Gepostet in Inspirationen

Im Gespräch mit Chelsea von Holst über die Unterschiede bei Vorsprechen zwischen Deutschland und England, Drama- oder eher Trauma-Schools?

Chelsea und ich haben uns bei einem Vorsprechen in Potsdam kennengelernt. Nachdem wir unseren deprimierten Heimweg geteilt hatten, blieben wir irgendwie in Kontakt. Vor kurzem haben wir uns wieder getroffen und ausführlich miteinander gequatscht. Worüber wir uns ausgetauscht haben und was dabei heraus gekommen ist – darüber erfahrt ihr unten mehr.

Mama, ich gewinne den Oscar!

Ich: Was war dein Werdegang? Wie bist du nach Berlin und vor allem zum Schauspiel gekommen?

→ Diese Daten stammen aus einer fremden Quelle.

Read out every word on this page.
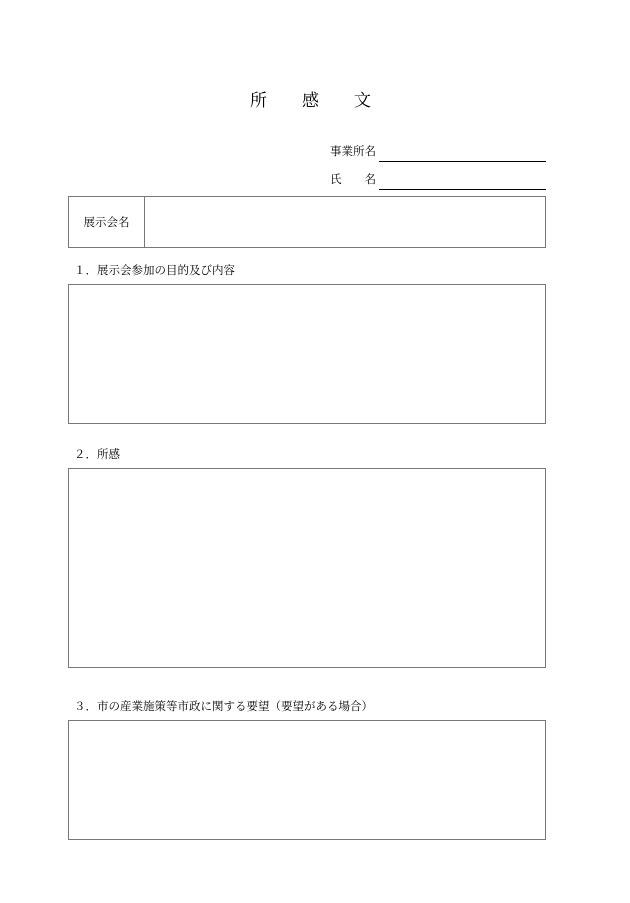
所　感　文
事業所名
氏　　名
展示会名
１．展示会参加の目的及び内容
２．所感
３．市の産業施策等市政に関する要望（要望がある場合）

Chelsea: Zum Schauspiel bin ich schon mit 3 Jahren gekommen. Meine Mutter hatte die Oscars geschaut und da sagte ich: „Ich will auch einen Oscar!“ Und dann meinte Mama: „Wenn du den Oscar gewinnst, dann ziehe ich das schönste Kleid auf der Welt an.“, und da sagte ich: „Aber Mama, ich gewinne den Oscar!“ Seitdem wollte ich Schauspielerin werden.
Mit 6 Jahren war ich bei einem Casting bei der Kulturfabrik Koblenz und habe dort bei einem Kindermusical ein Trollbaby gespielt. (lachend) Kann ich dir mal ein Foto von schicken – es ist herrlich. Man sieht, warum ich nicht als Fee gecastet wurde… Im nächsten Jahr wurde ich dann wieder genommen, beim dritten Mal allerdings nicht. Damals wurde ich auch ein bisschen schlechter in der Schule, sodass meine Eltern mir Theater spielen erst mal verboten haben. Die Schauspielerei geriet ein bisschen in Vergessenheit.
Als Jugendliche habe ich dann ein Make-Up-Tutorial nach dem anderen geschaut, war total begeistert davon und wurde sogar richtig gut. Meine Eltern haben das gesehen und überlegt, was wir damit anstellen sollen. Meine Mutter, die es liebt Sachen zu googeln, hat eine Maskenbildnerschule in Berlin gefunden. Da war ich ungefähr 15. Wir sind dahin gefahren, haben uns die Schule angeschaut und ich war total begeistert.
Ich wurde angenommen und bin dann mit 16 direkt nach der Schule nach Berlin gezogen. War allerdings schwer depressiv zu der Zeit. Mir ging´s nicht gut.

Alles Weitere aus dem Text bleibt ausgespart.